Lanza's mother legally purchased the guns later recovered at the scene of the massacre, law enforcement officials have said. Officials have previously said those weapons included a military-style Bushmaster .223 rifle, a Glock 9-millimeter pistol and a Sig Sauer semiautomatic pistol, officials said.

Vance said police would be tracing the weapons' origins "back to their origin" at their manufacturers.

Connecticut Gov. Dan Malloy told CNN on Sunday morning: "What we know is he shot his way into the building, so he penetrated the building -- he wasn't buzzed in. He penetrated the building by literally shooting an entrance into the building."

Sinko, meanwhile, said it was "too early" to say if children ever would return to the two classrooms where the killings occurred. "It's too early to say, but I would find it very difficult for them to do that," he said.

Arrangements were under way for some children to report to another elementary school in Newtown when classes resume.

"We want to keep these kids together," said Sinko, explaining that they hoped children who were moved to new schools could stay with their classmates. "We want to move forward very slowly and respectfully," he added, by way of explaining why it was expected to take so long to interview surviving children.
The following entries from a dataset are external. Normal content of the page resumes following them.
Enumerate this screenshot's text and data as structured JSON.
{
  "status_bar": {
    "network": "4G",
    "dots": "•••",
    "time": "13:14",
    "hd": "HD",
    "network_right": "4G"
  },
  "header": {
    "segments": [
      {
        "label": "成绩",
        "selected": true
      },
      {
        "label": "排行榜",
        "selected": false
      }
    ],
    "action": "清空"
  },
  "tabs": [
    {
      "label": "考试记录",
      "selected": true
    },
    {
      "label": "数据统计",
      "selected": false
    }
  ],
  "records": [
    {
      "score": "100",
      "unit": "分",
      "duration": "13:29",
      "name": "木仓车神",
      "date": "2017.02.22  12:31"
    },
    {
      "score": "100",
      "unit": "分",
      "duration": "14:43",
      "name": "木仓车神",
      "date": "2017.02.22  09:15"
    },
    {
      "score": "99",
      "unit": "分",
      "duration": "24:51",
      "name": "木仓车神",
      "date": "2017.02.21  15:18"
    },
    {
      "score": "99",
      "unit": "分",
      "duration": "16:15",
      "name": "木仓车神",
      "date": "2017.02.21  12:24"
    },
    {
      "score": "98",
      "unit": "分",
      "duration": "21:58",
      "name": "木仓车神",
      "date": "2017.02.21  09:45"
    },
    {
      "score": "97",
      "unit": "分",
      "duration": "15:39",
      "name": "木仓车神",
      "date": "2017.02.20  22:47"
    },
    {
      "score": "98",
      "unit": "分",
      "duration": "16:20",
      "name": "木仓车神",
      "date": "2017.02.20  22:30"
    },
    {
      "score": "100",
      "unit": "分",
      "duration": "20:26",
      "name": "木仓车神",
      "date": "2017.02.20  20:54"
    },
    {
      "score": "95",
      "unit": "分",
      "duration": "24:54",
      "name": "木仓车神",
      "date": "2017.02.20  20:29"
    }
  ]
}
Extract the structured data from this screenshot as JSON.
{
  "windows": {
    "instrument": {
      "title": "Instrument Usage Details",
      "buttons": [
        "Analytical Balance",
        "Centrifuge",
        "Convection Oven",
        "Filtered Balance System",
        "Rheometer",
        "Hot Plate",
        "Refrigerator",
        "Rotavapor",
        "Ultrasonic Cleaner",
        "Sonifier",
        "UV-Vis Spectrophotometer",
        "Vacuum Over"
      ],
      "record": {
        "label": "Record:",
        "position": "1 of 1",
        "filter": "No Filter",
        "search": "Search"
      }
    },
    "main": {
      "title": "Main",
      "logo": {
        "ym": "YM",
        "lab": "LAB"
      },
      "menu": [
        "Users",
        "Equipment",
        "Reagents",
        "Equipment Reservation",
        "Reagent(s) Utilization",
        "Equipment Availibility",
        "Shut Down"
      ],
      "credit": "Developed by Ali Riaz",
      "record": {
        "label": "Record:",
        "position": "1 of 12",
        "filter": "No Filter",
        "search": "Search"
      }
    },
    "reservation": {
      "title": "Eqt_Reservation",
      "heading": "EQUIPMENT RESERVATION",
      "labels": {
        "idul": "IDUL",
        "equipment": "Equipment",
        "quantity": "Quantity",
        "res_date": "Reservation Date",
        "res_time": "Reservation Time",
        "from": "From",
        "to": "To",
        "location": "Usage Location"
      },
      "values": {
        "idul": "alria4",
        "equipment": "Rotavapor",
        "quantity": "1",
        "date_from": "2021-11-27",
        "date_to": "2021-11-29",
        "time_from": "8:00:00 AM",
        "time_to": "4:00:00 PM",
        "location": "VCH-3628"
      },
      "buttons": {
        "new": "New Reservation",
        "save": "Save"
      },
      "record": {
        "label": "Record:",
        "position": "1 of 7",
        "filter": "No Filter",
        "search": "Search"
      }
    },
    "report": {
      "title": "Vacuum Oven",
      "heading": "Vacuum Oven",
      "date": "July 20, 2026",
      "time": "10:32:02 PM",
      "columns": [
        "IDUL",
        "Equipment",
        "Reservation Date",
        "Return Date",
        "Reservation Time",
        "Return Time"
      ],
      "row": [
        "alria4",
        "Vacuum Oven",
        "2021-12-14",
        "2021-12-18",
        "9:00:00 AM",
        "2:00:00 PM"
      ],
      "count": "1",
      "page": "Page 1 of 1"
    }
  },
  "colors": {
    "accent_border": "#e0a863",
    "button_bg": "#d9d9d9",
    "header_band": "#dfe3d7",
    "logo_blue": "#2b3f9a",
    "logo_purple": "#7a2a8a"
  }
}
At the news conference, Vance also said the FBI had been asked to help investigate false postings on social media sites that included "some things in somewhat of a threatening manner," and some that purported to be messages from the shooter himself or others involved in the incident.

"There are quotes by people who are posing as the shooter.... Suffice it to say, the information has been deemed as threatening," he said when asked to elaborate.